The slow trickle of trunks and suitcases onto campus is complete. Classes have officially begun.
Back into our lives are lectures, homework, projects, labs, exams, grades — all the stuff we pay frightening amounts of money to stress out over and complain about.
Luckily, we can take solace in one thing. (Other than, I guess, being fortunate enough to receive an education. And hot water and cooked food and medicine and the internet and airplanes and probably one or two other things.) The end of summer means the start of a new season. Football season.
The NFL is back. There will be nonstop video of oversized, sweaty men running into each other on TV every Sunday from 1 pm ‘til midnight. Any angle you might, conceivably, one day care about will be covered: from advanced statistical studies on whether it’s better to run left or right on kick returns, to three-minute videos of men in suits discussing which 20-something-year-old wide receiver is going to earn you an extra 2.5 fantasy points, to breaking reports on obscure team blogs detailing which practice squad player unlikely to ever play a snap in the NFL was just waived.
Thank the lord: the NFL is back.
If the NFL is Kanye, the NBA, MLB, and NHL are French Montana, Schoolboy Q, and YG. They’re big. But they do not exist in the same stratosphere as Kanye.
Maybe you check your baseball team’s box score in the paper most mornings. Maybe you tune in to watch the NBA Eastern Conference Finals on ABC. Maybe you watch a few NHL playoff games if your team makes the cut.
Football’s not consumed like that, because football is all consuming. Football is not content to exist as background noise. Football insists on taking over your TV every Sunday. Throw in Monday and Thursday nights too, because it’s not enough to own one of every seven days. And still, it’s not done. Every free moment is a perfect time for the action to be dissected, until there’s nothing left but a heap of exhausted storylines. Finally the next Sunday arrives, and the process can begin again.
Do you know what the projected revenue for the NFL is this year? 9 billion dollars. Do you know what the over/under for number of minutes I will devote to some NFL-related activity per week this year is? Between setting my fantasy lineup, making my pick’em picks, choosing my survivor team, reading some articles, viewing a couple of videos, listening to a few podcasts, and oh yeah, watching the games … disturbingly high, that’s the over/under.

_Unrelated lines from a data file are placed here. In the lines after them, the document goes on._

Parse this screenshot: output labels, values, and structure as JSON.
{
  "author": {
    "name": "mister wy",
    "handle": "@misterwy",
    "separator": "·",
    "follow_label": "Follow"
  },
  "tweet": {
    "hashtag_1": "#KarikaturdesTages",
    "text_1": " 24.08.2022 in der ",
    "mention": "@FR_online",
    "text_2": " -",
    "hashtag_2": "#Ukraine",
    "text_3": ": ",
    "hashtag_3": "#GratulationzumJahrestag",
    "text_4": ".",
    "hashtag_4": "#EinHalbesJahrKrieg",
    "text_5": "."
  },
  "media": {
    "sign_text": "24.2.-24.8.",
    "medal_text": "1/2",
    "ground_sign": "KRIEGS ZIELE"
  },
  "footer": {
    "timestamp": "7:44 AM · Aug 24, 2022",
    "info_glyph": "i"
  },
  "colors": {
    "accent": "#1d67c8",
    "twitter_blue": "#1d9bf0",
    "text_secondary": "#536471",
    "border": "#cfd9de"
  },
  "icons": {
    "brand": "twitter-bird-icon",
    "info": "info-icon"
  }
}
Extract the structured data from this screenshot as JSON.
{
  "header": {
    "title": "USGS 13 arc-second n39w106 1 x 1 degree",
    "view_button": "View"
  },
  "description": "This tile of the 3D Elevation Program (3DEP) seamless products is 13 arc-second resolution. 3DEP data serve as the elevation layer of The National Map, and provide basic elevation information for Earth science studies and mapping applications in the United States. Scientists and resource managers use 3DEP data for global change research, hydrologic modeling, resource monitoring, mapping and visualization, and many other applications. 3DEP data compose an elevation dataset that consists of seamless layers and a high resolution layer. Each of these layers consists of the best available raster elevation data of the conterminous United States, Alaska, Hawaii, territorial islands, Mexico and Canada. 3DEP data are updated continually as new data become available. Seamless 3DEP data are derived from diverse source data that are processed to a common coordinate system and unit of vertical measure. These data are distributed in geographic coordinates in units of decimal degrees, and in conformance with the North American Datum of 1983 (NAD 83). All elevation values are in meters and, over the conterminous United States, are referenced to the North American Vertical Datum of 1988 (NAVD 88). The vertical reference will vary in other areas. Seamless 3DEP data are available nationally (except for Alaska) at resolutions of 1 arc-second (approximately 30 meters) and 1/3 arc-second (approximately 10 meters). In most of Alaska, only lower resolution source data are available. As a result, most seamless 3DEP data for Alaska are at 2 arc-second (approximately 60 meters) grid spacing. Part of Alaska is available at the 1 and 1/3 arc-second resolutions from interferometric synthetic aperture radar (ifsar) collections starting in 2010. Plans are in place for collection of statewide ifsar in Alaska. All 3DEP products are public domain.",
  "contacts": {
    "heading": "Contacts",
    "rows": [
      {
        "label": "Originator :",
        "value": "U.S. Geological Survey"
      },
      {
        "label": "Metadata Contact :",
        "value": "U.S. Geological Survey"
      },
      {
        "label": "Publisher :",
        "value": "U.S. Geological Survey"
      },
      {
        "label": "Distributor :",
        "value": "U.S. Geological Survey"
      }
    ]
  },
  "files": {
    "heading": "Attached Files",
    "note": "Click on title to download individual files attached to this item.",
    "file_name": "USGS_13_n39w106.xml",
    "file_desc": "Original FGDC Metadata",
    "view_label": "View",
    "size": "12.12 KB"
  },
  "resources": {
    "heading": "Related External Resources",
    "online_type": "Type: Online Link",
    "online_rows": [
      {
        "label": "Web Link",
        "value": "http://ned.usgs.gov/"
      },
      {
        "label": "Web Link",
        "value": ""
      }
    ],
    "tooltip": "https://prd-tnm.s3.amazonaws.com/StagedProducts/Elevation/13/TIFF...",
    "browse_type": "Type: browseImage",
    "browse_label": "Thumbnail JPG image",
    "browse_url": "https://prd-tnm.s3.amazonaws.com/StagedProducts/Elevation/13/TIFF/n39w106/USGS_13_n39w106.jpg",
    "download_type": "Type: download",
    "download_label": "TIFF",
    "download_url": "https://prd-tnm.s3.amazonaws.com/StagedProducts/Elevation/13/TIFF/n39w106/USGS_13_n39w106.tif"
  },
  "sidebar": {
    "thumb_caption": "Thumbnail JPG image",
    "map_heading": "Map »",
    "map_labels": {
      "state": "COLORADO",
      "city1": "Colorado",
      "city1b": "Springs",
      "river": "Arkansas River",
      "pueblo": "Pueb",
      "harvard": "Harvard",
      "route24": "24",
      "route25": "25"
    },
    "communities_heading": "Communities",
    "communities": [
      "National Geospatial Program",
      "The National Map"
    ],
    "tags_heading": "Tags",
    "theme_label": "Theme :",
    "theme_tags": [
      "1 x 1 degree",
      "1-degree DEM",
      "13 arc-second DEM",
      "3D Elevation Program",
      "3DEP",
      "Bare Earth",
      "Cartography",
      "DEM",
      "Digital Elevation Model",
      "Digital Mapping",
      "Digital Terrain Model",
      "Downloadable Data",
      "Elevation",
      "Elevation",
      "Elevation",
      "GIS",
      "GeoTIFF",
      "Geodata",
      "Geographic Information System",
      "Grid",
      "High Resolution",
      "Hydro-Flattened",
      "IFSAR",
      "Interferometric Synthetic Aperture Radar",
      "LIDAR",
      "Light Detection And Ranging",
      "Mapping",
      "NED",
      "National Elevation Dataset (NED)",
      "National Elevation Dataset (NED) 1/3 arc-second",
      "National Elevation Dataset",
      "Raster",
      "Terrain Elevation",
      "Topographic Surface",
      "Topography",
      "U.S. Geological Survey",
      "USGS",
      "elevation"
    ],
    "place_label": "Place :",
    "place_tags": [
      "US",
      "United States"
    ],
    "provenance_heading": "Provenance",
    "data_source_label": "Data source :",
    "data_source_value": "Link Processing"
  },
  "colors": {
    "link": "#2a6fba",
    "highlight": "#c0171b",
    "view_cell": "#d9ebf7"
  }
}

So, why? Why all of this? Why any of this?
It’s not something I think about very often. It’s always just been that way. But take a step back, and there’s really only one word to describe it. Absurd.
Completely, utterly, absurd.
Does it make sense that a massive industry is built on watching grown men jump on each other?
Does it make sense that fans actually feel bad when teams comprised of a bunch of guys they don’t know lose a game?
Does it make sense that the media covers all of this in firm, objective, humorless journalist voices that would be appropriate for a reporter on the ground in Iraq?
No, no, and no. And while these things are true of other sports, none comes close to the heights of absurdity reached by the all-powerful National Football League.
That, really, is the elephant in the living room every Sunday. No one wants to feel like what he’s doing is absurd. Because absurd means pointless, and pointless means wasteful.
It’s probably true. If I didn’t spend so much time consuming football, maybe I could be making the world a better place. Volunteer at a soup kitchen or do homework or read novels.
Then again, don’t I already spend enough time taking myself seriously? Isn’t there some value in telling the rational, little dictator inside of me to shut up every once in a while? And really, what isn’t ridiculous, when you think about it for long enough?
It’s absurd. A distraction. But at least it’s an enjoyable distraction. It lightens people up. And what’s so dumb about that?